О, этот мессианский обвинитель всех и вся, товарищ Максим Горький когда-то, еще в 1907 году высказал упрек таким, как сам, новаторам от русской литературы: «Все это – старые рабы, люди, которые не могут не смешивать свободу с педерастией, например, для них «освобождение человека» странным образом смешивается с перемещением из одной помойной ямы в другую, а порою даже низводится к свободе члена и – только» (см. письма Горького к Леониду Андрееву). А вскоре и сам стал в авангарде пролетарских писателей, выросших их плеяды этих самых «рабов свободного члена» и уже больше не возмущался, когда товарищ Владимир Ильич заходил к нему в номер очередной гостиницы перед сном, чтоб приподнять одеяло и собственноручно проверить, теплые ли простынки у пролетарского буревестника. Подобные факты имели место, и писатель не стесняется это описывать в своих воспоминаниях. Что уж тут ему остается, когда товарищи победили: разве что по укоренившейся привычке поносить то дурака-Николашку с царизмом, то всю старую власть, то церковь, то женщину…
«Отрицательное и враждебное отношение к женщине деятельно и непрерывно внушалось церковью мужчине на протяжении двух десятков веков; оно весьма глубоко проникло в сознание мужчины и приобрело у него силу почти инстинкта», – продолжал стращать он (там же, т. 25). Только за своей бесконечной пропагандистской ложью пролетарский писатель прикрыл свое личностное неприятие женщины. Нападая на христианскую церковь, отобрав у православных женщин их праздник – День жён-мироносиц, большевичка Клара Цеткин ввела обязательный праздник 8 Марта (считается, что в 1917 году он совпадал с иудейским праздником Пурим).

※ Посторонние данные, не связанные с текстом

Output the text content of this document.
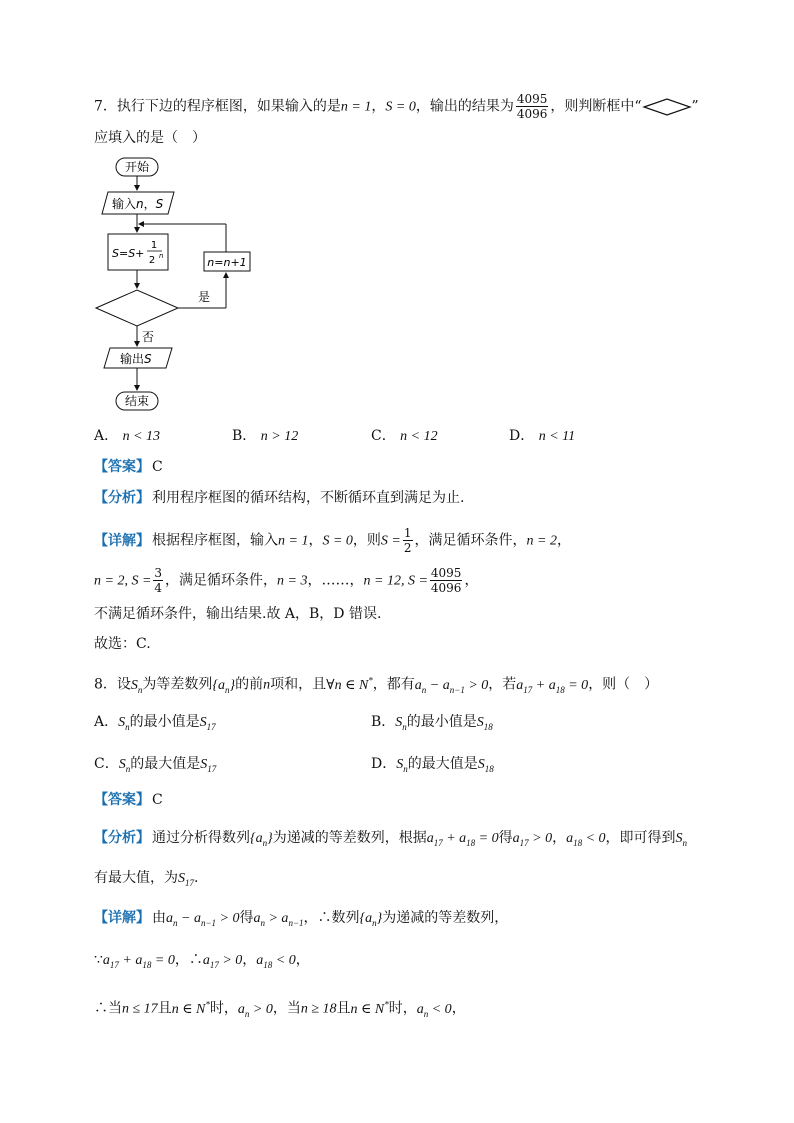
7．执行下边的程序框图，如果输入的是n = 1，S = 0，输出的结果为 $\frac{4095}{4096}$ ，则判断框中“	”
应填入的是（　）
开始
输入n，S
S=S+
1
2 n
是
n=n+1
否
输出S
结束
A． n < 13	B． n > 12	C． n < 12	D． n < 11
【答案】 C
【分析】 利用程序框图的循环结构，不断循环直到满足为止.
【详解】 根据程序框图，输入n = 1，S = 0，则$S = \frac{1}{2}$ ，满足循环条件，n = 2，
n = 2, $S = \frac{3}{4}$ ，满足循环条件，n = 3，……，n = 12, $S = \frac{4095}{4096}$ ，
不满足循环条件，输出结果.故 A，B，D 错误.
故选：C.
8．设$S_n$为等差数列$\{a_n\}$的前n项和，且∀n ∈ N*，都有$a_n - a_{n-1} > 0$，若$a_{17} + a_{18} = 0$，则（　）
A．$S_n$的最小值是$S_{17}$	B．$S_n$的最小值是$S_{18}$
C．$S_n$的最大值是$S_{17}$	D．$S_n$的最大值是$S_{18}$
【答案】 C
【分析】 通过分析得数列$\{a_n\}$为递减的等差数列，根据$a_{17} + a_{18} = 0$得$a_{17} > 0$，$a_{18} < 0$，即可得到$S_n$
有最大值，为$S_{17}$.
【详解】 由$a_n - a_{n-1} > 0$得$a_n > a_{n-1}$，∴数列$\{a_n\}$为递减的等差数列，
$\because a_{17} + a_{18} = 0$，$\therefore a_{17} > 0$，$a_{18} < 0$，
∴当n ≤ 17且n ∈ N*时，$a_n > 0$，当n ≥ 18且n ∈ N*时，$a_n < 0$，
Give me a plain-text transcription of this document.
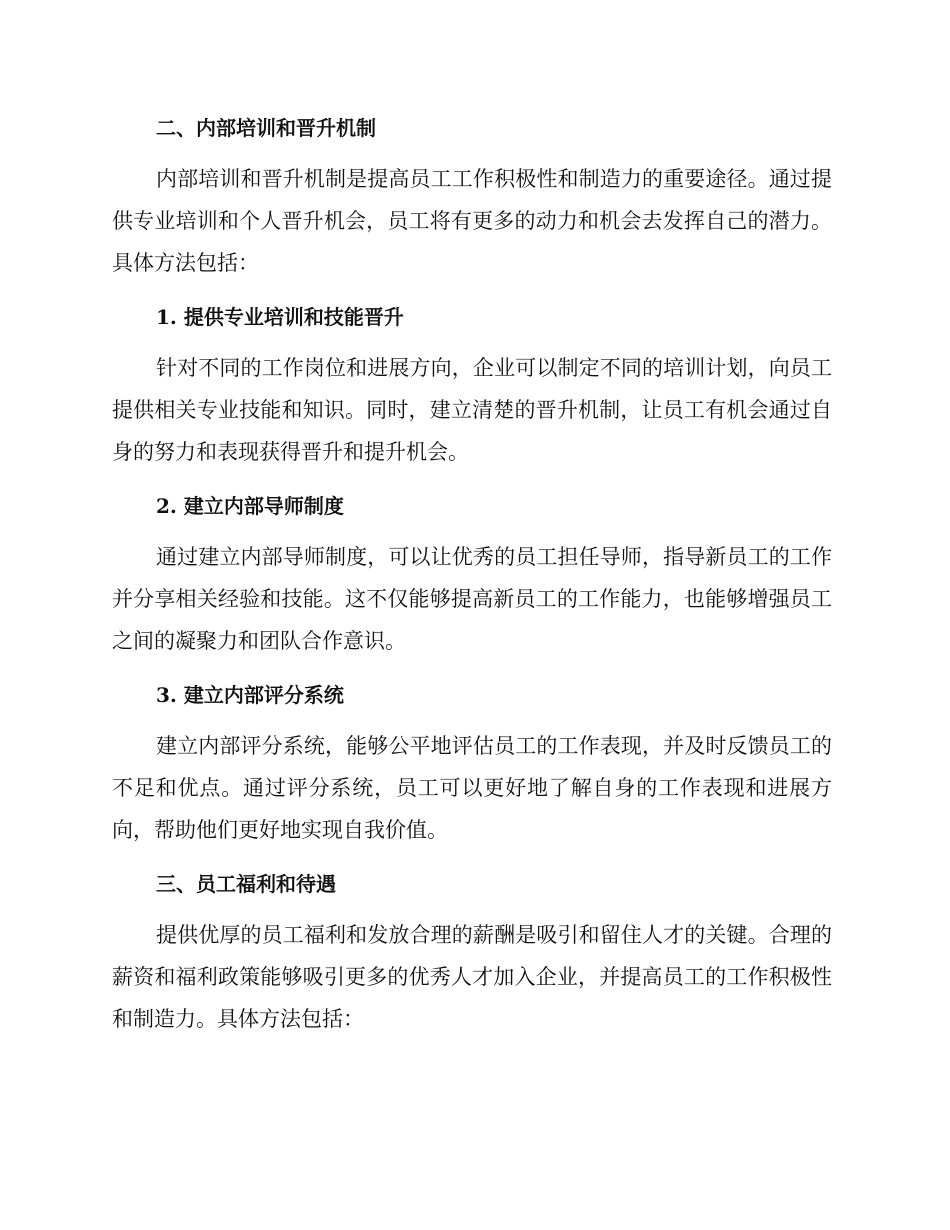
二、内部培训和晋升机制

内部培训和晋升机制是提高员工工作积极性和制造力的重要途径。通过提供专业培训和个人晋升机会，员工将有更多的动力和机会去发挥自己的潜力。具体方法包括：

1. 提供专业培训和技能晋升

针对不同的工作岗位和进展方向，企业可以制定不同的培训计划，向员工提供相关专业技能和知识。同时，建立清楚的晋升机制，让员工有机会通过自身的努力和表现获得晋升和提升机会。

2. 建立内部导师制度

通过建立内部导师制度，可以让优秀的员工担任导师，指导新员工的工作并分享相关经验和技能。这不仅能够提高新员工的工作能力，也能够增强员工之间的凝聚力和团队合作意识。

3. 建立内部评分系统

建立内部评分系统，能够公平地评估员工的工作表现，并及时反馈员工的不足和优点。通过评分系统，员工可以更好地了解自身的工作表现和进展方向，帮助他们更好地实现自我价值。

三、员工福利和待遇

提供优厚的员工福利和发放合理的薪酬是吸引和留住人才的关键。合理的薪资和福利政策能够吸引更多的优秀人才加入企业，并提高员工的工作积极性和制造力。具体方法包括：
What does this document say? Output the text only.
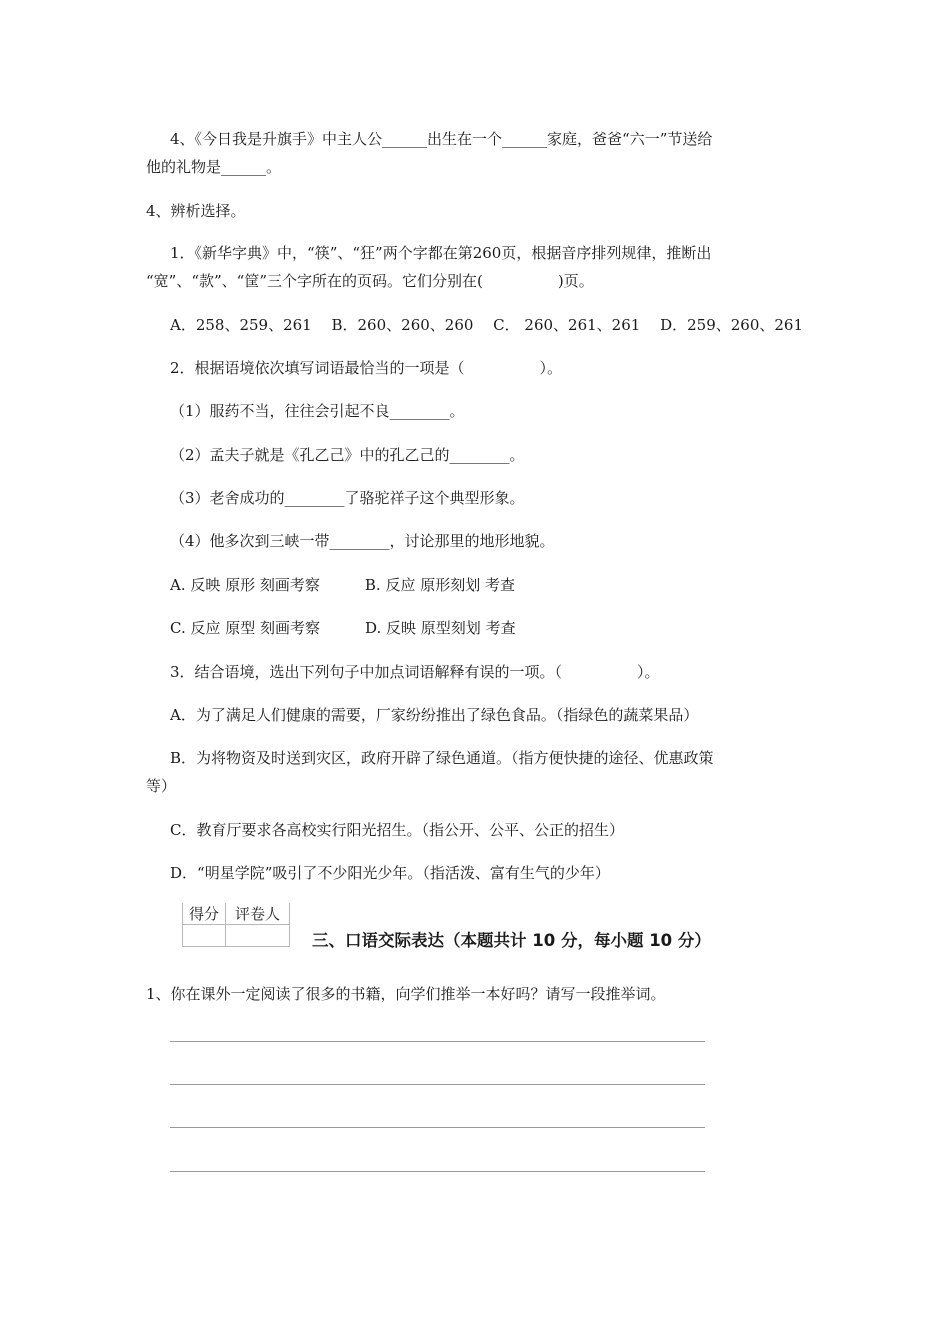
4、《今日我是升旗手》中主人公______出生在一个______家庭，爸爸“六一”节送给
他的礼物是______。
4、辨析选择。
1．《新华字典》中，“筷”、“狂”两个字都在第260页，根据音序排列规律，推断出
“宽”、“款”、“筐”三个字所在的页码。它们分别在(　　　　　)页。
A．258、259、261　 B．260、260、260　 C． 260、261、261　 D．259、260、261
2．根据语境依次填写词语最恰当的一项是（　　　　　）。
（1）服药不当，往往会引起不良________。
（2）孟夫子就是《孔乙己》中的孔乙己的________。
（3）老舍成功的________了骆驼祥子这个典型形象。
（4）他多次到三峡一带________，讨论那里的地形地貌。
A. 反映 原形 刻画考察　　　B. 反应 原形刻划 考查
C. 反应 原型 刻画考察　　　D. 反映 原型刻划 考查
3．结合语境，选出下列句子中加点词语解释有误的一项。（　　　　　）。
A．为了满足人们健康的需要，厂家纷纷推出了绿色食品。（指绿色的蔬菜果品）
B．为将物资及时送到灾区，政府开辟了绿色通道。（指方便快捷的途径、优惠政策
等）
C．教育厅要求各高校实行阳光招生。（指公开、公平、公正的招生）
D．“明星学院”吸引了不少阳光少年。（指活泼、富有生气的少年）
得分	评卷人

三、口语交际表达（本题共计 10 分，每小题 10 分）
1、你在课外一定阅读了很多的书籍，向学们推举一本好吗？请写一段推举词。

Все это стало возможным после 1917 года, когда исполнялось предсказанное большевичкой А. Коллонтай, что революция укрепится и восторжествует «лишь при условии коренного перевоспитания психики». Только после переворота и силового захвата власти в Российской империи впервые были созданы условия изменения всех социальных основ, на которых держатся моральные представления всего разумного Человечества.
Комсомол и «Эрос революции»
Доверьтесь ему.Позвольте я белую шеюКрасной рукой обниму…Юлий Ким. Из «Присыпкина»
Золотая, налитая,Тонкая иголочка.Как я рада, как я рада,Что я комсомолочка.Советская частушка
По всей России вместо кружков (да и наряду с ними) «Долой стыд!», появлялись и множились кружки «Долой невинность!», «Долой брак!», «Долой семью!». На заре своего появления многие комсомольские ячейки видели свою основную задачу не в подготовке кадров для строительства светлого будущего (такой задачи партия еще не поставила перед молодыми), а в раскрепощении молодежи, развале старого мещанского быта и уничтожении православных оков нравственности времён «проклятого царизма».
Младокомсомольцы вместо того, чтобы заняться пропагандой коммунизма, с животной радостью спешили пропагандировать свободную любовь. Причем не иначе, как на собственных примерах. Юными пролетариями, готовыми отвергнуть стыд как классовый предрассудок, таинство отношений между мужчиной и женщиной отвергается; романтика и девственность – «страшное наследие темного мира», «царства эксплуатации человека человеком». Оттого отношения полов рассматривались ныне лишь в контексте революционной целесообразности. «Дно» общества, описанное самым страстным и самым наглым агитатором революции Максимом Горьким, вылезло наружу, обуянное горячечным беспределом и кровавыми оргиями. Жители городских трущоб, человеческий сброд, лишенный всякой морали, уголовные элементы, преступники всех мастей, – стали гегемоном революции. Получив из рук красных паханов, управлявших страной, власть среднего и низшего звена, это «дно» строило «новую» жизнь по невиданным доселе понятиям. Самое тонкое чувство, на которое только способно «дно» – пошлая эротика, самая страстная любовь – грубый инстинкт спаривания. Но они лишь повторяли то, что стало нормой в клане красных правителей. А правители и их карательные органы жили по принципу свободной любви, не заботясь о том, чтобы это скрывать от народа. Но среди системы ценностей большинства населения бывшей Российской империи половая распущенность никогда не была в почете; новая революционная мораль скорее даже вызывала отвращение. И тогда были запущены другие способы развращения народа. В дело вступил комсомол – «кузница коммунистических кадров».